When there is so much on your plate, a serving of escapism can be just what you need. Being able to get away for a while, in a healthy and conscious manner, is a great way to relieve stress and anxiety. It’s why the video game industry is worth billions of dollars. It’s why Dungeons & Dragons is making a mainstream comeback. An argument could be made for any hobby. Having the time to smell the roses might be a luxury, but it’s clear people prioritize the need. Of course, no one ever said those roses had to be real. Enter Perfect. While virtual reality is starting to be known for its therapeutic uses, nDream’s game shows how the medium continues to be a source of stress relief.

Genre: Experience

nDream bills Perfect as an experience game. From the demonstration video seen above, one can assume that means a game without a plot or conflict. This is what makes it different from similar games like Dear Esther, in which the player explores a beach while listening to an unfolding narrative. This isn’t to say that Perfect doesn’t have gameplay, but what is there is minimal. The player is able to interact with the game world. They can throw rocks into a lake, or knock coconuts down from a tree. While there is no story to tell, the developers did promise Easter eggs for the player to find.

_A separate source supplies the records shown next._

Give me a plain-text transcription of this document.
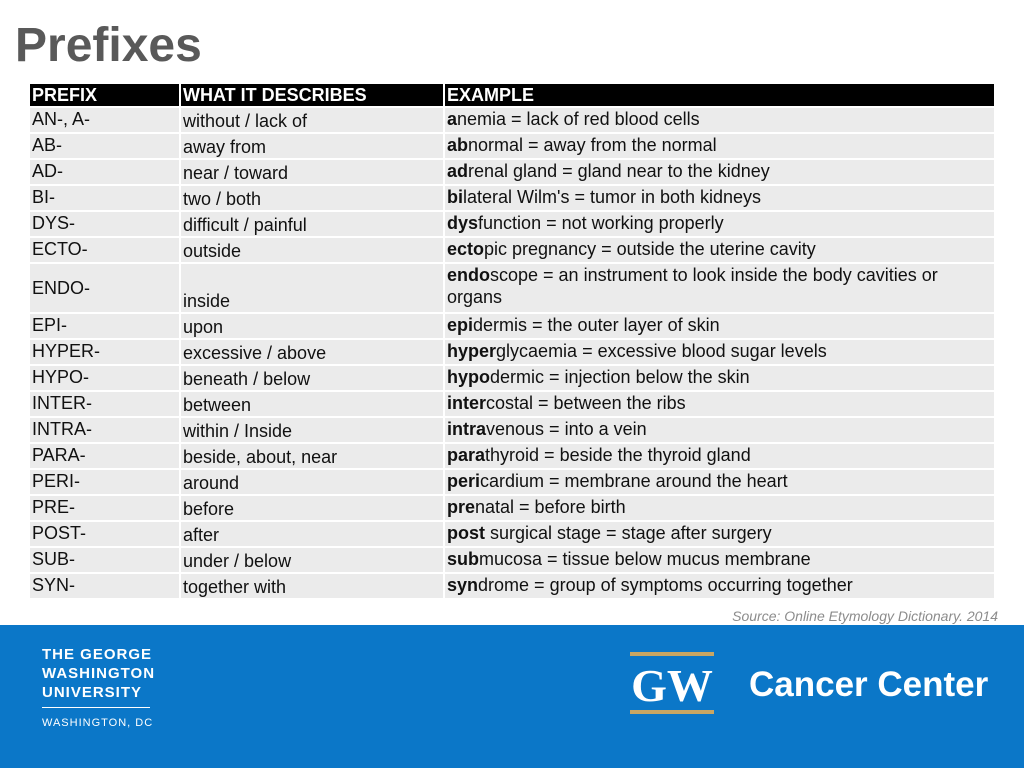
Prefixes
PREFIX	WHAT IT DESCRIBES	EXAMPLE
AN-, A-	without / lack of	anemia = lack of red blood cells
AB-	away from	abnormal = away from the normal
AD-	near / toward	adrenal gland = gland near to the kidney
BI-	two / both	bilateral Wilm's = tumor in both kidneys
DYS-	difficult / painful	dysfunction = not working properly
ECTO-	outside	ectopic pregnancy = outside the uterine cavity
ENDO-	inside	endoscope = an instrument to look inside the body cavities or organs
EPI-	upon	epidermis = the outer layer of skin
HYPER-	excessive / above	hyperglycaemia = excessive blood sugar levels
HYPO-	beneath / below	hypodermic = injection below the skin
INTER-	between	intercostal = between the ribs
INTRA-	within / Inside	intravenous = into a vein
PARA-	beside, about, near	parathyroid = beside the thyroid gland
PERI-	around	pericardium = membrane around the heart
PRE-	before	prenatal = before birth
POST-	after	post surgical stage = stage after surgery
SUB-	under / below	submucosa = tissue below mucus membrane
SYN-	together with	syndrome = group of symptoms occurring together
Source: Online Etymology Dictionary. 2014
THE GEORGE
WASHINGTON
UNIVERSITY
WASHINGTON, DC
GW Cancer Center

There are three environments a player can escape to. A tropical beach, a lakeside mountain cabin, and a winter scene complete with snowballs to throw around. A player can’t explore by walking to a location. Instead, they teleport between established waypoints. The stylized graphics are suitably gorgeous as well, as they should be in an immersive experience. In fact, an additional feature the game offers is being able to play a user’s Spotify playlists in-game. nDream calls Perfect “accessible” and “captivating,” and it seems to deliver on those adjectives. It doesn’t promise a sweeping plot or hard-won victories. It is what it is: somewhere a player can disappear to for a little while.

Perfect Isn’t Perfect

Perfect shows the potential of future VR experiences that could be used as a source of stress relief.  This is a welcome feature. While the game as a whole is a simple experience, there are a number of ways that the game can be improved in order to keep up with its competition.

For one, being able to actually explore the environs, instead of porting from one standstill to another, would create for a more immersive experience.